Security Evaluation of Mutual Random Phase Injection Scheme for Secret Key Generation over Static Point-to-Point Communications

Physical layer secret key generation schemes, usually have two serious challenges in static point-to-point communications: 1) low key generation rate due to low entropy of channel state information and 2) security vulnerability at non-proximity regions due to spatial correlation. To solve the first challenge, local random generator-based schemes can be used. One of these schemes is mutual random phase injection, in which the channel probing signals with random phase are exchanged between the legitimate parties.
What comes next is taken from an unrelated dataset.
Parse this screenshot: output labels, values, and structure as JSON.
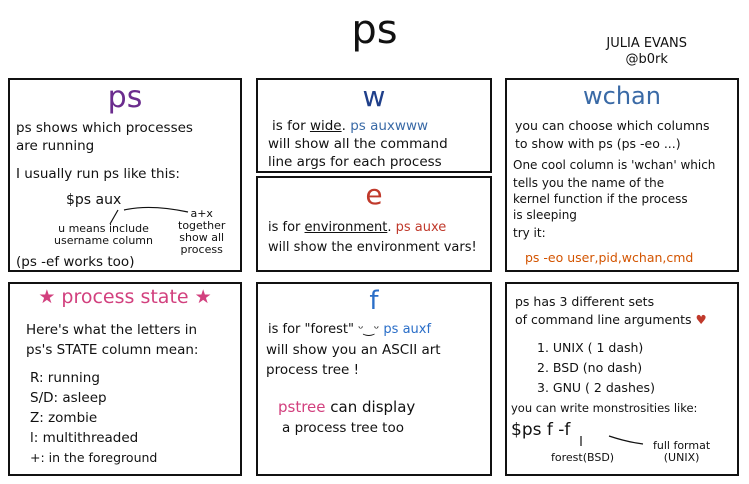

In this paper, the security of the aforementioned scheme is reviewed in a static point-to-point link with a geometric secrecy approach. For this purpose, the vulnerability regions and secrecy regions are determined, and then a closed expression is provided for the key error probability. Moreover, based on the entropy analysis, the amount of eavesdropper’s equivocation about the key is calculated. The analytical results show that the eavesdropper’s equivocation is very low in static environments. In order to mitigate this weakness, we propose the idea of probing over multiple carrier frequencies instead of one frequency. The aim of this idea is to alter the equivalent channel phase, which leads to a significant increase in key entropy. As an example, the analytical results show that in static environments if single-bit quantization is utilized, the eavesdropper's equivocation about the key equals the number of different carrier frequencies which are used in the probing phase; so if channel probing is performed on a single frequency, the eavesdropper's equivocation will be only one bit, while, using the suggested idea, the eavesdropper's equivocation will be multifold. The simulation results show that if the probing process is performed on several frequencies, the vulnerability regions will decrease and the secrecy regions will increase. At the end of the paper, some suggestions are provided for further research in this field.